Connected to the greater U.S. by Interstates 10 and 25, The Borderplex is a growing arterial for international trade and is further optimized by collaborative economic planning between leaders in all three of its cities. As a result of all of these and other factors, last year, Mexico surpassed China as the top importer to the U.S.— a position China had held since 2009.

The Hunt Institute for Global Competitiveness at the University of Texas at El Paso and The Borderplex Alliance are two prominent organizations supporting the assets and relationships that make The Borderplex so critical to the U.S. They each provide expert analysis and guidance to companies and individuals interested in engaging this regional binational economic hub.

In this episode, Jon Barela, CEO of the Borderplex Alliance, and Mayra Maldonado, executive director of the Hunt Institute, offer their perspectives on these exchanges and what it means to be a binational region within the current political climate.

Fact check of today’s interview:

In this interview, a guest refers to El Paso, Texas, as the second safest city in the US with a population of half a million or more.
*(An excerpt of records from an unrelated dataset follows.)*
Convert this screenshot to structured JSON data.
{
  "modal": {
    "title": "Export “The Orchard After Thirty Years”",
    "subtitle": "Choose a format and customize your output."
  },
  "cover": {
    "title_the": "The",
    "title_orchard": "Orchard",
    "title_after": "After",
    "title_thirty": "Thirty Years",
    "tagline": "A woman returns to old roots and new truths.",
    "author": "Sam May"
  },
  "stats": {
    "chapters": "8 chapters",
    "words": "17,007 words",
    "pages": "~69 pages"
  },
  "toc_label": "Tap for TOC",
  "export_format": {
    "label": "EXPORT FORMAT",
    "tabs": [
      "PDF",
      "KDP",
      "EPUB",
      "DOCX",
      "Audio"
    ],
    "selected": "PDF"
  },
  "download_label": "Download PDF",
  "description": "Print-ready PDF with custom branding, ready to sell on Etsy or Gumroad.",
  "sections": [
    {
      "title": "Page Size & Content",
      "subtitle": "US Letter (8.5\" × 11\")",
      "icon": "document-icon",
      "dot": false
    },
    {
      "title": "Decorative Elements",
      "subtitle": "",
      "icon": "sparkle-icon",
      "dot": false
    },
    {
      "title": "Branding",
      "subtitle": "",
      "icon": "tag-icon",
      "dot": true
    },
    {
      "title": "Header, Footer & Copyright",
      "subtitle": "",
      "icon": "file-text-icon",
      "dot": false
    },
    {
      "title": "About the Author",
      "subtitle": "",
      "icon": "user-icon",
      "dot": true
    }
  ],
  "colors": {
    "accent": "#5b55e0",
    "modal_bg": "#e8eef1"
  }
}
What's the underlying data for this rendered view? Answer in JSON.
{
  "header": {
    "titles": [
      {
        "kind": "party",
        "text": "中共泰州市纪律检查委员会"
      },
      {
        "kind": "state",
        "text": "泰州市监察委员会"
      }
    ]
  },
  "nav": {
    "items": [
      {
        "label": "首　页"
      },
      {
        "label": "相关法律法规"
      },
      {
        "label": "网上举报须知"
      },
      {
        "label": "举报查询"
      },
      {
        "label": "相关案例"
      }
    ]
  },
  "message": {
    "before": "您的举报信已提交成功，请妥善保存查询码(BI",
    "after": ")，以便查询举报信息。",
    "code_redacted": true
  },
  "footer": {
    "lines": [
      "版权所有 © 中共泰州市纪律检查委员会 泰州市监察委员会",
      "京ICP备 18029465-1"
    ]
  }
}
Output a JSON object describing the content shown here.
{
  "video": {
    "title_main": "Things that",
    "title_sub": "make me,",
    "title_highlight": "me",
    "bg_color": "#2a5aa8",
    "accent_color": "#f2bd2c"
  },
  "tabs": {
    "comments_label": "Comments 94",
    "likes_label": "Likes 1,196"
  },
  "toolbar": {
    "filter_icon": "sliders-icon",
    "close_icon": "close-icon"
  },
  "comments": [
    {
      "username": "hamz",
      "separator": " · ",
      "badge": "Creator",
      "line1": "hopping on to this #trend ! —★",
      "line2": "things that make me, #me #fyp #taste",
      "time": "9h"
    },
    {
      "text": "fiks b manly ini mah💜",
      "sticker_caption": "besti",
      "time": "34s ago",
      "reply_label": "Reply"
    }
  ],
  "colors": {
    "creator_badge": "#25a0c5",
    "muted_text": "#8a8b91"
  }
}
Although this distinction appears to have been given in 2017 and is not the city’s current ranking, El Paso consistently ranks as one of the safer cities in the US for its population size.

Relevant links and resources:

Episode one of the border series: “Why U.S. Immigration Reform is Critical to Our Future with Dr. David Shirk”

Episode two of the border series: “Climate-Induced Drought Tests U.S.-Mexico Water-Sharing”

“The Transformative Power of Reduced Wait Times at the US-Mexico Border” (joint report between the Hunt Institute, Atlantic Council and El Colegio de la Frontera Norte)

Hunt Institute’s overview of the Paso del Norte Region

Guest Speakers

Jon Barela is Chief Executive Officer of the Borderplex Alliance, the only privately funded economic development and policy organization representing two countries and three states. Prior to leading the Borderplex Alliance, Jon served as New Mexico’s Economic Development Cabinet Secretary. An attorney by training, Jon also served as New Mexico’s Assistant Attorney General and Director of the Civil Division and was a former member of the House Appropriations Committee’s Professional Staff.

Mayra Maldonado is a research economist and Executive Director of the Hunt Institute for Global Competitiveness at the University of Texas at El Paso. Prior to that, Mayra was an economist for the Central Bank of Mexico, where she led economic and financial analysis of Mexico’s northeastern border region. Mayra has also worked for Morgan Stanley Capital International, where she led the Americas Index Research and Corporate Actions teams.